Mal imaginava que, dali a quatro anos, estaria contratado pelo studioFREAK, empresa argentina que tem em seu portfólio a Netflix como cliente.

Gabriel ganhou destaque por conta disso: o menino da periferia que trabalhava para a gigante do streaming.

A matéria publicada pelo Jornal de Alagoas o alçou a estrela municipal. Foi procurado para entrevistas e recebeu mensagens de apoio para que seguisse o caminho.

“Faz quase um ano que fiz meu primeiro contato com a empresa. Eu já fazia alguns trabalhos e fui publicando numa plataforma, sempre curtindo e comentando os conteúdos de estúdios que eu achava legais. Esse me respondeu e eu fiquei sem acreditar. ‘Poxa, é isso mesmo?’. Fiz um teste, já com um documentário da Netflix, eles gostaram e desde então estou prestando serviço”, contou.

Ele fez as artes dos filmes “Que Culpa Tem o Carma?”, “O telefone do Sr.

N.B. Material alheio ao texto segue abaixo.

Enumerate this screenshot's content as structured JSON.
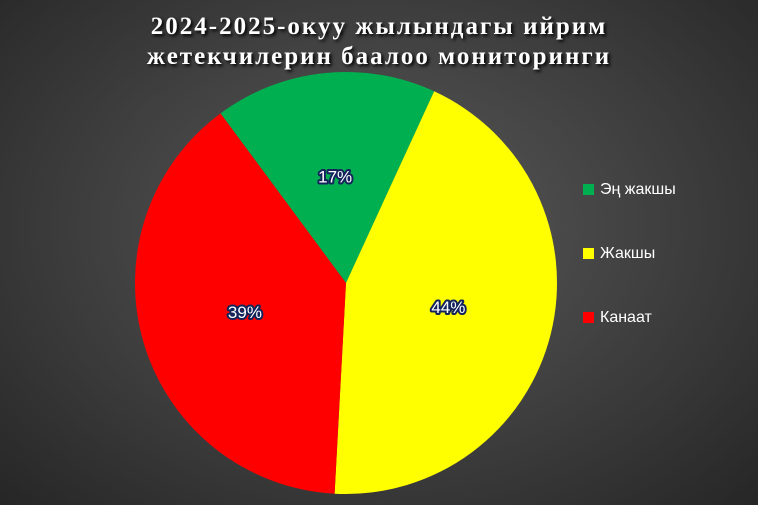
{
  "chart_data": {
    "type": "pie",
    "title": "2024-2025-окуу жылындагы ийрим жетекчилерин баалоо мониторинги",
    "categories": [
      "Эң жакшы",
      "Жакшы",
      "Канаат"
    ],
    "values": [
      17,
      44,
      39
    ],
    "value_labels": [
      "17%",
      "44%",
      "39%"
    ],
    "colors": [
      "#00b050",
      "#ffff00",
      "#ff0000"
    ],
    "legend": "right"
  }
}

Harrigan”, “Em Todas as Partes” e “A vida de Togo” e das séries “El Rey” e “Gol Contra”. O processo parece simples: o estúdio envia algumas imagens e um briefing do assunto para que a arte possa ser criada. O processo dura dias, mas Gabriel fica com vontade de vê-lo materializado quanto antes.

“Eu acordo às 5h, vou para a escola, volto para casa umas 12h, almoço e já corro para o quarto para começar a fazer o trabalho. Começo nesse horário e vou até 21h, 22h. Meus pais até chamam, mas eu quero é ver como vai ficar aquilo que estou criando. Antigamente, eu ia até a madrugada, mas hoje estou fazendo isso com menor frequência”.

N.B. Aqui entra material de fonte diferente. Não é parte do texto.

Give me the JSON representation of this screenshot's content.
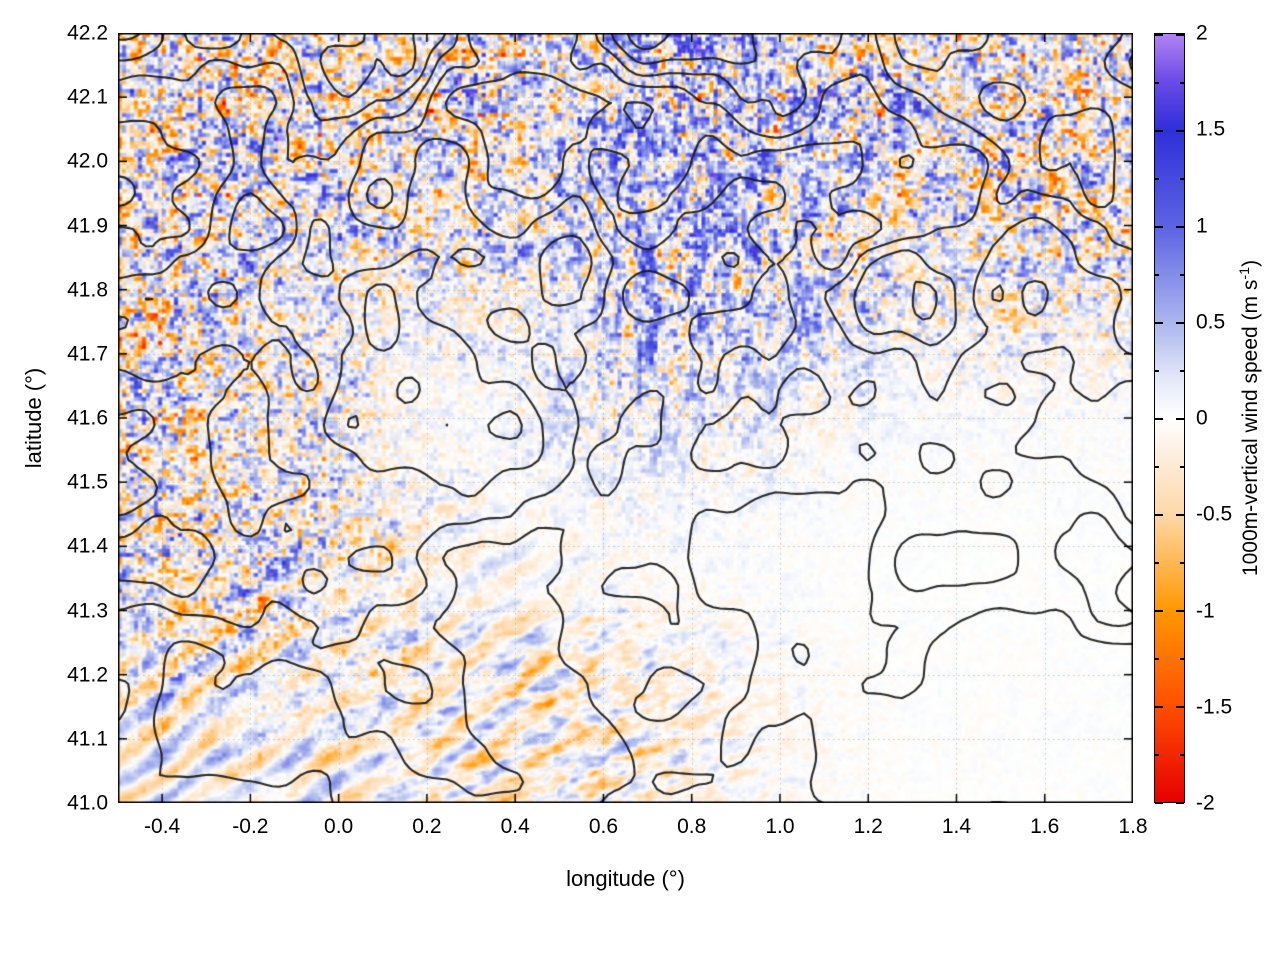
{
  "figure": {
    "background": "#ffffff"
  },
  "axes": {
    "xlabel": "longitude (°)",
    "ylabel": "latitude (°)",
    "x_ticks": [
      {
        "v": -0.4,
        "label": "-0.4"
      },
      {
        "v": -0.2,
        "label": "-0.2"
      },
      {
        "v": 0.0,
        "label": "0.0"
      },
      {
        "v": 0.2,
        "label": "0.2"
      },
      {
        "v": 0.4,
        "label": "0.4"
      },
      {
        "v": 0.6,
        "label": "0.6"
      },
      {
        "v": 0.8,
        "label": "0.8"
      },
      {
        "v": 1.0,
        "label": "1.0"
      },
      {
        "v": 1.2,
        "label": "1.2"
      },
      {
        "v": 1.4,
        "label": "1.4"
      },
      {
        "v": 1.6,
        "label": "1.6"
      },
      {
        "v": 1.8,
        "label": "1.8"
      }
    ],
    "y_ticks": [
      {
        "v": 41.0,
        "label": "41.0"
      },
      {
        "v": 41.1,
        "label": "41.1"
      },
      {
        "v": 41.2,
        "label": "41.2"
      },
      {
        "v": 41.3,
        "label": "41.3"
      },
      {
        "v": 41.4,
        "label": "41.4"
      },
      {
        "v": 41.5,
        "label": "41.5"
      },
      {
        "v": 41.6,
        "label": "41.6"
      },
      {
        "v": 41.7,
        "label": "41.7"
      },
      {
        "v": 41.8,
        "label": "41.8"
      },
      {
        "v": 41.9,
        "label": "41.9"
      },
      {
        "v": 42.0,
        "label": "42.0"
      },
      {
        "v": 42.1,
        "label": "42.1"
      },
      {
        "v": 42.2,
        "label": "42.2"
      }
    ]
  },
  "colorbar": {
    "label_main": "1000m-vertical wind speed (m s",
    "label_sup": "-1",
    "label_end": ")",
    "ticks": [
      {
        "v": -2,
        "label": "-2"
      },
      {
        "v": -1.5,
        "label": "-1.5"
      },
      {
        "v": -1,
        "label": "-1"
      },
      {
        "v": -0.5,
        "label": "-0.5"
      },
      {
        "v": 0,
        "label": "0"
      },
      {
        "v": 0.5,
        "label": "0.5"
      },
      {
        "v": 1,
        "label": "1"
      },
      {
        "v": 1.5,
        "label": "1.5"
      },
      {
        "v": 2,
        "label": "2"
      }
    ],
    "minor_ticks": [
      -1.75,
      -1.25,
      -0.75,
      -0.25,
      0.25,
      0.75,
      1.25,
      1.75
    ]
  },
  "chart_data": {
    "type": "heatmap",
    "title": "",
    "xlabel": "longitude (°)",
    "ylabel": "latitude (°)",
    "xlim": [
      -0.5,
      1.8
    ],
    "ylim": [
      41.0,
      42.2
    ],
    "x_tick_step": 0.2,
    "y_tick_step": 0.1,
    "grid": "faint dotted grey at every tick",
    "colorbar": {
      "label": "1000m-vertical wind speed (m s⁻¹)",
      "lim": [
        -2,
        2
      ],
      "tick_step": 0.5,
      "position": "right"
    },
    "palette_stops": [
      {
        "v": -2.0,
        "c": "#e60000"
      },
      {
        "v": -1.5,
        "c": "#ff4f00"
      },
      {
        "v": -1.0,
        "c": "#ff9800"
      },
      {
        "v": -0.5,
        "c": "#ffd8a8"
      },
      {
        "v": -0.2,
        "c": "#fdeedd"
      },
      {
        "v": 0.0,
        "c": "#ffffff"
      },
      {
        "v": 0.2,
        "c": "#e4e9f8"
      },
      {
        "v": 0.5,
        "c": "#aab6ee"
      },
      {
        "v": 1.0,
        "c": "#5b63e3"
      },
      {
        "v": 1.5,
        "c": "#2f2fd8"
      },
      {
        "v": 1.75,
        "c": "#6a4ae6"
      },
      {
        "v": 2.0,
        "c": "#b184f2"
      }
    ],
    "overlay": "black terrain-elevation contour lines; nested wiggly loops over most of the map, parallel diagonal contours toward the calm south-east corner",
    "field": "noisy turbulent vertical-wind-speed field: strong saturated ±2 m/s pixel speckle across the north and north-west, vertical blue/purple streaks near lon 0.6-0.9 down to lat 41.5, blue wave-train arcs in the south-west, near-zero pale field in the south-east",
    "render": {
      "field": {
        "lowres": [
          508,
          385
        ],
        "seed_fine": 11,
        "seed_med": 23,
        "seed_big": 37,
        "seed_wavephase": 51,
        "seed_waveenv": 63,
        "seed_ribbon": 91,
        "seed_streak": 103,
        "fine_freq": 0.4,
        "fine_amp": 2.0,
        "med_freq": 0.11,
        "med_amp": 1.0,
        "big_freq": 0.028,
        "wave_kx": 0.17,
        "wave_ky": 0.24,
        "wave_amp": 0.75,
        "band_center": 0.57,
        "band_sigma": 0.16,
        "ribbon_amp": 0.9,
        "ribbon_bias": 0.3,
        "base": 0.14,
        "mask_gain": 0.95,
        "se_damp": 0.72
      },
      "contours": {
        "grid": [
          145,
          110
        ],
        "freq": 0.052,
        "seed": 77,
        "amp_top": 1.05,
        "amp_bottom": 0.55,
        "slope_x": 0.28,
        "slope_y": 0.55,
        "levels": [
          0.22,
          0.44,
          0.66,
          0.88,
          1.1,
          1.32
        ],
        "color": "rgba(25,25,25,0.92)",
        "line_width": 2.1
      }
    }
  }
}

Sob a chamada de vídeo, o quarto de Gabriel era a construção do seu objetivo. Uma cadeira confortável, uma bicicleta, porta fechada e tudo iluminado por uma forte luz vermelha, com teclado igualmente retroiluminado, além de um monitor grande. Nem sempre foi assim. Aquele computador foi um dos primeiros investimentos que ele próprio conseguiu fazer na profissão. O primeiro, porém, veio do próprio pai.

Maurilio Marcos Pereira Santos, preparador de tintas em uma empresa local, viu logo cedo que o filho tinha interesse e, para ajudá-lo a continuar os estudos na área, substituiu o celular da mãe por um notebook ainda inicial, mas que aguentou a correria.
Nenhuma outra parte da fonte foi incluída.